I realize I am a little late to the discussion but I am doing research into fixed and variable cost price models. I own a distribution company. We have roughly 50 customers, our annual revenue was 600,000.00 last year with 20% gross. I am the only employee and I would like to hire some help but I don't seem to have enough money to do so. Between the 15,000.00 that I need to keep an inventory weekly and some of the monthly promotions I run there doesn't seem to be enough profit built in for me. Do you have any "formulas" that I can use to determine how I should be structuring my pricing?
Posted by: Alex Francis | April 27, 2009 at 04:32 PM
It is interesting to see how these niche markets are affecting the larger corporations. Now many of them are setting up procurement offices just like the government and are outsourcing work to smaller companies that they originally would have done themselves.
Posted by: Robert Rogers | January 21, 2009 at 09:51 AM
And as costs to enter niche markets decrease so profits increase and the need to serve a larger market decreases as well. In other words, a business can do well with fewer customers.
For instance, as costs decrease to produce and distribute, say, high quality music, so music producers need fewer and fewer customers to make a substantial income. A small music producer with, say, 25,000 yearly sales of a $10 CD is bringing in $250K per year.
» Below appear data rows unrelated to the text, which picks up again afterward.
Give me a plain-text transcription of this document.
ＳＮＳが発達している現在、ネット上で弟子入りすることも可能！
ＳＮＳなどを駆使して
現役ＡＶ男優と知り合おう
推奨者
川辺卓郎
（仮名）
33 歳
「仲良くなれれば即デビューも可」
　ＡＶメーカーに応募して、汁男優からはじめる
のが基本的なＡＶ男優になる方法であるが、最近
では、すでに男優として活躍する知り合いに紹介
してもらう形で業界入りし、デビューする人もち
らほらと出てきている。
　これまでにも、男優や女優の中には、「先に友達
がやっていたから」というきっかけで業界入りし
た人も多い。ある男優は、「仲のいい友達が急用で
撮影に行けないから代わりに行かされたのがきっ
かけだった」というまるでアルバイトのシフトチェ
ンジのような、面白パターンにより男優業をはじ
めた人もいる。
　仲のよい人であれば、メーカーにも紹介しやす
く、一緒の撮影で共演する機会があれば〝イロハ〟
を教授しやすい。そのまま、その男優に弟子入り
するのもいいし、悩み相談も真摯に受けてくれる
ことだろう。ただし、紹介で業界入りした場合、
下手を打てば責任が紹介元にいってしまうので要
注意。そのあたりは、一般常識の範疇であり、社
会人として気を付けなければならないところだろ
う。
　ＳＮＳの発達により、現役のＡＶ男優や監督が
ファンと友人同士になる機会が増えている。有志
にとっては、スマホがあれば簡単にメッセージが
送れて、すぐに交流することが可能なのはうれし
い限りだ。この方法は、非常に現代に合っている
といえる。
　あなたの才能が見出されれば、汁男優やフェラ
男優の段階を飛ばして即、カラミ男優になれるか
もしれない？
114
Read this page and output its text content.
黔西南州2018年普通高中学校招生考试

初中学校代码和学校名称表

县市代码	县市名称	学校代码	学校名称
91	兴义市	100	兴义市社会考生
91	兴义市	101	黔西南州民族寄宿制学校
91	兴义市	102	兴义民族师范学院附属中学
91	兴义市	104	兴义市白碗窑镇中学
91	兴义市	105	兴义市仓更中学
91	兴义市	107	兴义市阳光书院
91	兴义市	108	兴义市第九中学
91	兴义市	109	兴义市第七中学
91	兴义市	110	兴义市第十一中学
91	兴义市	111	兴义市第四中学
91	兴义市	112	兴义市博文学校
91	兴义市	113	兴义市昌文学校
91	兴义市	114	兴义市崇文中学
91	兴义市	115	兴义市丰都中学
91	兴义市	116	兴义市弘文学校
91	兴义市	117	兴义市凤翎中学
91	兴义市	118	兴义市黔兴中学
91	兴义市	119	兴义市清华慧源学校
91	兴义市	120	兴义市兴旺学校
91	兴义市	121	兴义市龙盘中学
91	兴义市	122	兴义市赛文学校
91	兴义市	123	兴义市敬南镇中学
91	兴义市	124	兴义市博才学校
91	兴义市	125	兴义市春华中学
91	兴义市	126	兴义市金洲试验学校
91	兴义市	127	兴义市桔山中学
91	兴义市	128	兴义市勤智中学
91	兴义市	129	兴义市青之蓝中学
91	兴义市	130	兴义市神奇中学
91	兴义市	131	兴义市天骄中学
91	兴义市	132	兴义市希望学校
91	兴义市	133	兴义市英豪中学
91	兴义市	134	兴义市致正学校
If yearly costs are $15 - 25K per year that is a substantial profit with a very small following. Marketing for the music industry is being outsourced for a fraction of what it costs the big boys.
As for competitive advantage: we have to think of this a different way. Your competitive advantage is likely to be a personality trait moreso than a traditional fiscal or technology advantage. As more people become entrepreneurs (and that is happening in droves) the real differentiator is simply your attractiveness to a particular group.
- Curtis
http://ShipItOnTheSide.com - Build a software startup as a side job.
Posted by: Curtis Gray | January 19, 2009 at 05:39 AM
Great post on the rise and competitive advantage of the variable cost business model, especially with growing niche markets.
One question - does the variable cost model reduce the sustainability of the competitive advantage?